Does ARM Have the Potential to Rediversify the PC Market?
If a world where all computer hardware is identical is a boring one, that’s arguably been the direction OEMs have headed in recent years. But with momentum behind ARM architectures rapidly increasing, could this era of homogeneity be coming to an end? And did it even exist in the first place? Here are some thoughts.
First, however, let me add some precision to what would otherwise be a hugely unfair generalization. When I say hardware has tended to become more homogeneous, I have in mind mostly consumer PCs and servers. Mobile and tablet computing remains a different ecosystem — at least for the time being.
And I don’t mean chipsets have become identical or any one manufacturer has enjoyed a monopoly. That certainly hasn’t been the case. But components have become more functionally equivalent, with one as good as another from the point of view of software and the end user.
Our Hardware, Ourselves
The most obvious example of the homogenization trend is the x86 architecture, which (along with its x86-64 descendant) has faced very little real competition in the PC market for a long time — especially since Apple jumped ship for Intel in 2006. In addition, nuances within the x86 family are increasingly irrelevant as well, as 32-bit chips are disappearing and along with them the subarchitectural differences that once distinguished, for example, i586 and i686 systems.
Other components also tend to be pretty similar these days.

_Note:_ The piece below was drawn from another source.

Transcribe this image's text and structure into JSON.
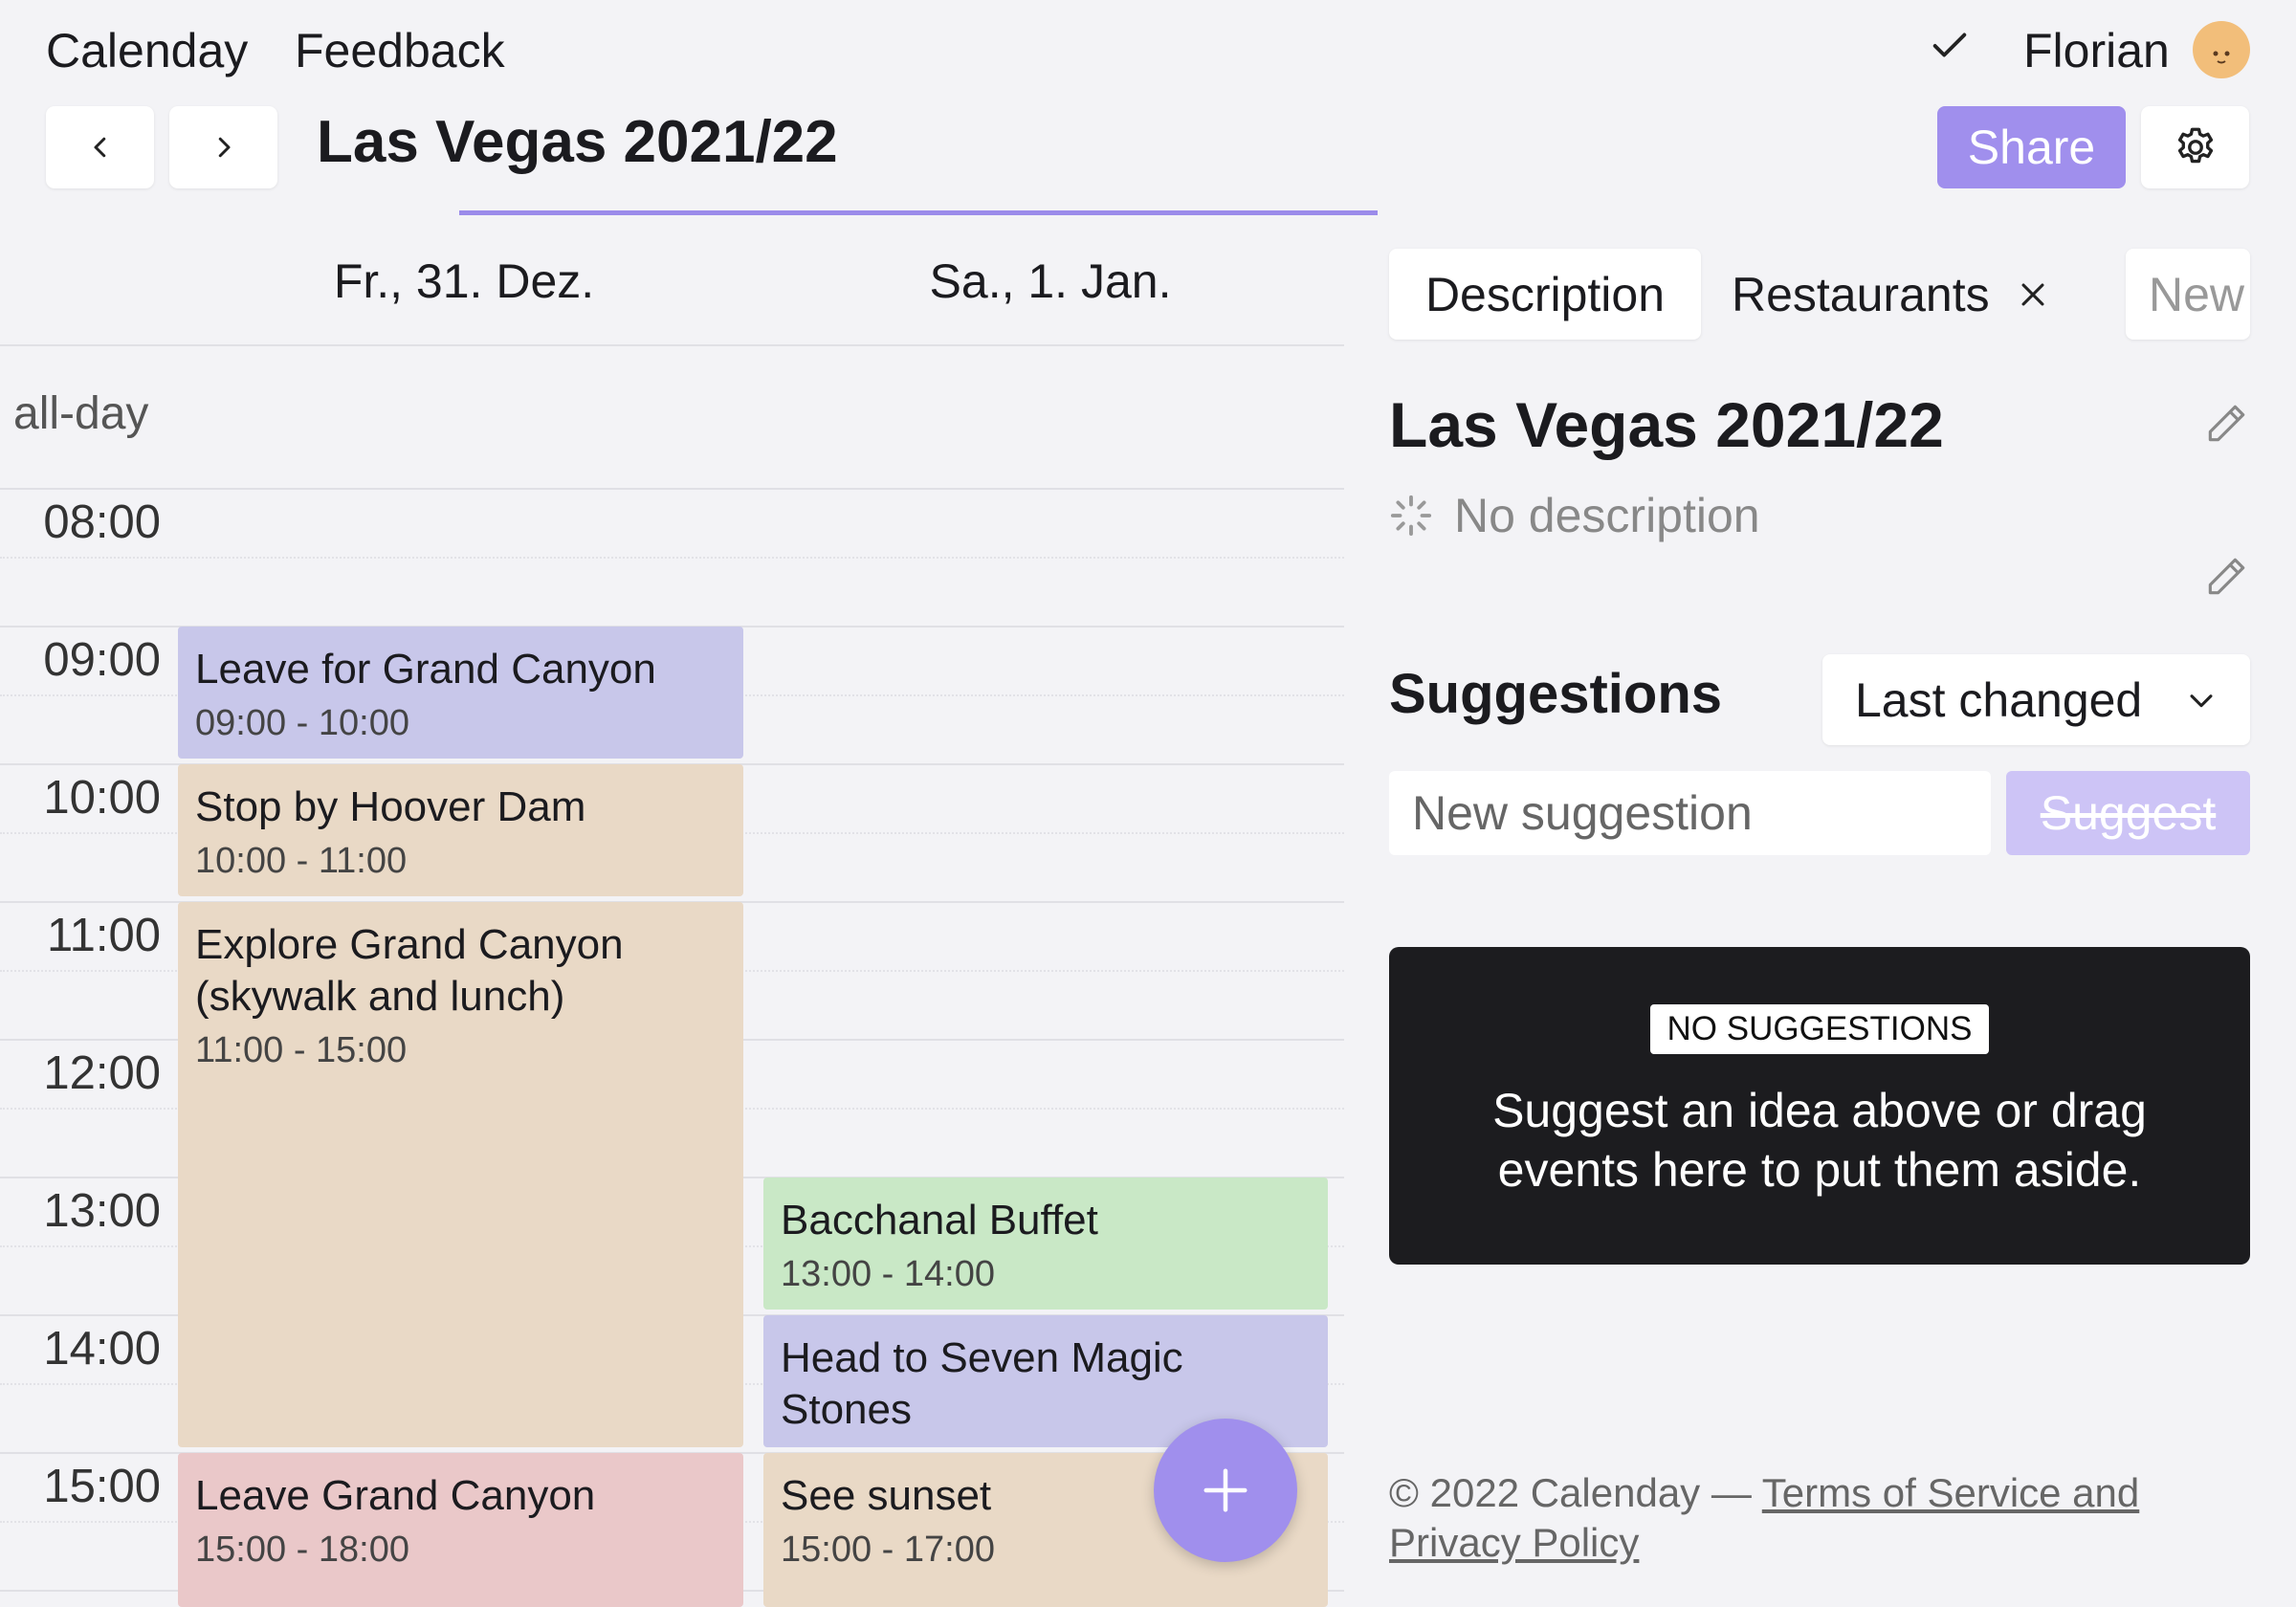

Unless you do serious audio or video work, you probably use integrated graphics and sound chips that offer essentially the same sets of features, regardless of what company manufactured them. Software developers can assume relatively safely now that their users will have accelerated video, six-channel audio and so on.
Wireless cards are also largely the same. Although 802.11n devices have yet to saturate the market, realistically speaking the differences between 11n and 11g speeds don’t matter in most situations, since even the latter can transfer boatloads more data per second than most broadband Internet connections deliver. And beyond the difference in speed between these two classes of devices, there’s little else that separates them.
This trend toward homogeneity is only natural, since it simplifies the lives of both OEMs and software developers. It also makes marketing easier, and it’s not necessarily a bad thing for end users.
ARMing for the Future
Despite the incentives that different parties share for keeping components homogeneous, however, the increasing visibility of ARM architectures on the peripheries of the PC world stands poised to rediversify hardware markets that have lost most of their flavor over the last 10 years.
It’s no secret that ARM has become the backbone of the mobile market, which is becoming increasingly indistinct from the traditional PC world. Meanwhile, while ARM chips on servers have not yet materialized, a lot of major players (such as Canonical, as we wrote recently) have placed significant stock in that phenomenon occurring in the not-too-distant future.
If ARM penetrates these markets so deeply, and if major OS platforms become compatible with ARM subarchitectures, there will be little to stop ARM from disrupting the x86 monopoly in the PC world as well.
And if that happens, it could mean the rediversification not only of the CPU. Precisely because PC components have become so heavily integrated and homogeneous, more processor choices might also lead to a larger number of chipsets. Indeed, now that the x86 monopoly has advanced to the point that even video is integrated within the CPU, switching to ARM would mean reinventing graphics solutions as well.
Admittedly, this vision of a heterogeneous PC world is a highly speculative one, and there are a lot of factors that favor the preservation of the status quo. Nonetheless, although it sometimes may be hard to remember PC hardware was once radically diverse, there’s no guarantee that situation couldn’t become the standard all over again, especially if the next generation of ARM chips enter the fray.